# Irreducible polynomial

• Apr 6th 2010, 05:48 AM
bram kierkels
Irreducible polynomial
I want to show that $\displaystyle x^2+i$ is irreducible over $\displaystyle \mathbb{Q}(i)$

My try;
If there is an expansion it should be lineair. Thus there exist a $\displaystyle x \in \mathbb{Q}(i)$ so that $\displaystyle x^2+i=0$
Than $\displaystyle x= \sqrt{-i}$ or $\displaystyle x=- \sqrt{-i} \Rightarrow x \notin \mathbb{Q}(i)$?
• Apr 6th 2010, 06:40 AM
tonio
Quote:

Originally Posted by bram kierkels
I want to show that $\displaystyle x^2+i$ is irreducible over $\displaystyle \mathbb{Q}(i)$

My try;
If there is an expansion it should be lineair. Thus there exist a $\displaystyle x \in \mathbb{Q}(i)$ so that $\displaystyle x^2+i=0$
Than $\displaystyle x= \sqrt{-i}$ or $\displaystyle x=- \sqrt{-i} \Rightarrow x \notin \mathbb{Q}(i)$?

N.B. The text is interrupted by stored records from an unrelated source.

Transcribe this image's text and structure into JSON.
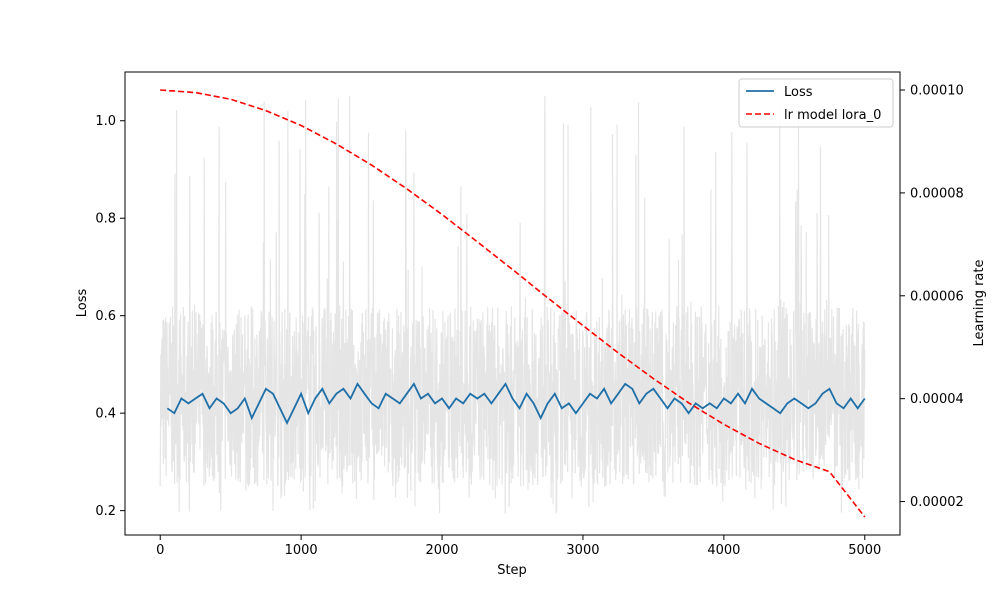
{
  "chart_data": {
    "type": "line",
    "xlabel": "Step",
    "ylabel_left": "Loss",
    "ylabel_right": "Learning rate",
    "xlim": [
      -250,
      5250
    ],
    "ylim_left": [
      0.15,
      1.1
    ],
    "ylim_right": [
      1.35e-05,
      0.0001035
    ],
    "x_ticks": [
      0,
      1000,
      2000,
      3000,
      4000,
      5000
    ],
    "x_tick_labels": [
      "0",
      "1000",
      "2000",
      "3000",
      "4000",
      "5000"
    ],
    "y_left_ticks": [
      0.2,
      0.4,
      0.6,
      0.8,
      1.0
    ],
    "y_left_tick_labels": [
      "0.2",
      "0.4",
      "0.6",
      "0.8",
      "1.0"
    ],
    "y_right_ticks": [
      2e-05,
      4e-05,
      6e-05,
      8e-05,
      0.0001
    ],
    "y_right_tick_labels": [
      "0.00002",
      "0.00004",
      "0.00006",
      "0.00008",
      "0.00010"
    ],
    "grid": false,
    "legend_position": "top-right",
    "series": [
      {
        "name": "Loss",
        "axis": "left",
        "color": "#1f6fa8",
        "style": "solid",
        "x": [
          50,
          100,
          150,
          200,
          250,
          300,
          350,
          400,
          450,
          500,
          550,
          600,
          650,
          700,
          750,
          800,
          850,
          900,
          950,
          1000,
          1050,
          1100,
          1150,
          1200,
          1250,
          1300,
          1350,
          1400,
          1450,
          1500,
          1550,
          1600,
          1650,
          1700,
          1750,
          1800,
          1850,
          1900,
          1950,
          2000,
          2050,
          2100,
          2150,
          2200,
          2250,
          2300,
          2350,
          2400,
          2450,
          2500,
          2550,
          2600,
          2650,
          2700,
          2750,
          2800,
          2850,
          2900,
          2950,
          3000,
          3050,
          3100,
          3150,
          3200,
          3250,
          3300,
          3350,
          3400,
          3450,
          3500,
          3550,
          3600,
          3650,
          3700,
          3750,
          3800,
          3850,
          3900,
          3950,
          4000,
          4050,
          4100,
          4150,
          4200,
          4250,
          4300,
          4350,
          4400,
          4450,
          4500,
          4550,
          4600,
          4650,
          4700,
          4750,
          4800,
          4850,
          4900,
          4950,
          5000
        ],
        "y": [
          0.41,
          0.4,
          0.43,
          0.42,
          0.43,
          0.44,
          0.41,
          0.43,
          0.42,
          0.4,
          0.41,
          0.43,
          0.39,
          0.42,
          0.45,
          0.44,
          0.41,
          0.38,
          0.41,
          0.44,
          0.4,
          0.43,
          0.45,
          0.42,
          0.44,
          0.45,
          0.43,
          0.46,
          0.44,
          0.42,
          0.41,
          0.44,
          0.43,
          0.42,
          0.44,
          0.46,
          0.43,
          0.44,
          0.42,
          0.43,
          0.41,
          0.43,
          0.42,
          0.44,
          0.43,
          0.44,
          0.42,
          0.44,
          0.46,
          0.43,
          0.41,
          0.44,
          0.42,
          0.39,
          0.42,
          0.44,
          0.41,
          0.42,
          0.4,
          0.42,
          0.44,
          0.43,
          0.45,
          0.42,
          0.44,
          0.46,
          0.45,
          0.42,
          0.44,
          0.45,
          0.43,
          0.41,
          0.43,
          0.42,
          0.4,
          0.42,
          0.41,
          0.42,
          0.41,
          0.43,
          0.42,
          0.44,
          0.42,
          0.45,
          0.43,
          0.42,
          0.41,
          0.4,
          0.42,
          0.43,
          0.42,
          0.41,
          0.42,
          0.44,
          0.45,
          0.42,
          0.41,
          0.43,
          0.41,
          0.43
        ]
      },
      {
        "name": "lr model lora_0",
        "axis": "right",
        "color": "#ff0000",
        "style": "dashed",
        "x": [
          0,
          250,
          500,
          750,
          1000,
          1250,
          1500,
          1750,
          2000,
          2250,
          2500,
          2750,
          3000,
          3250,
          3500,
          3750,
          4000,
          4250,
          4500,
          4750,
          5000
        ],
        "y": [
          0.0001,
          9.95e-05,
          9.82e-05,
          9.6e-05,
          9.31e-05,
          8.95e-05,
          8.54e-05,
          8.08e-05,
          7.58e-05,
          7.05e-05,
          6.51e-05,
          5.96e-05,
          5.42e-05,
          4.89e-05,
          4.39e-05,
          3.92e-05,
          3.5e-05,
          3.13e-05,
          2.82e-05,
          2.58e-05,
          1.7e-05
        ]
      }
    ],
    "raw_loss_band": {
      "color": "#e5e5e5",
      "x_range": [
        0,
        5000
      ],
      "typical_range": [
        0.25,
        0.62
      ],
      "min": 0.19,
      "max": 1.06
    }
  }
}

Suppose $\displaystyle \sqrt{i}\in\mathbb{Q}(i)=\{a+bi\;;\;a,b\in\mathbb{ Q}\}$ $\displaystyle \Longrightarrow \sqrt{i}=a+bi\Longrightarrow i=a^2+2abi-b^2$ .

Check now that from the last equation we get that $\displaystyle i$ is a rational, and thus a real, number...( hint: distinguish the cases $\displaystyle ab=\frac{1}{2}\,,\,\,ab\neq \frac{1}{2}$ )

Tonio